Digiday recently published some figures showing that Google Information continues to drive a lot more traffic to publisher’s websites than Facebook, or any other social network.
This is an eye opener considering how many businesses have shifted their focus to optimizing content for sharability on social media versus optimizing for search, following in the footsteps of publishers like Buzzfeed who have shown how effective that can be.
Germany’s biggest news publisher, Axel Springer, recently held an experiment where they kept Google from implementing excerpts of its content material within Google Information listings. They discovered this tanked their visitors, with organic visitors from Google losing 40%, and Google News traffic dropping 80%.
Sites like Buzzfeed are an exception, not the norm. Digiday reports that Google still sends 35% of a publisher’s total referral traffic, while Google News makes up 10% to 25% of a publisher’s total traffic.
So why are so many publishers optimizing for sharability rather than optimizing for search? One idea is usually that they’re not so much writing for shares, but writing for contemporary SEO practices.
Google encourages publishers to write in human-friendly language, which also goes hand in hand with writing the type of content people would want to share with others.

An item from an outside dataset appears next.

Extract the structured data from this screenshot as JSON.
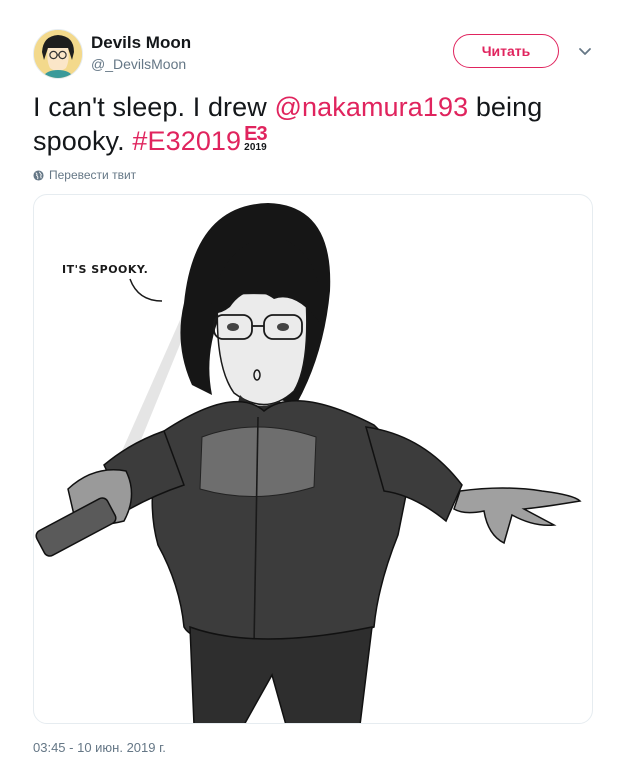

If you write strictly for search, you’re no longer writing for people.
Even though publishers aren’t actively optimizing for search, much of their content still ends up in Google News or Google organic search. The traffic they are receiving from it versus interpersonal media referrals is impossible to ignore.
Do these findings coincide with what you have been noticing on your own site? Have you been receiving more traffic from social media lately, or from Google search and Google News?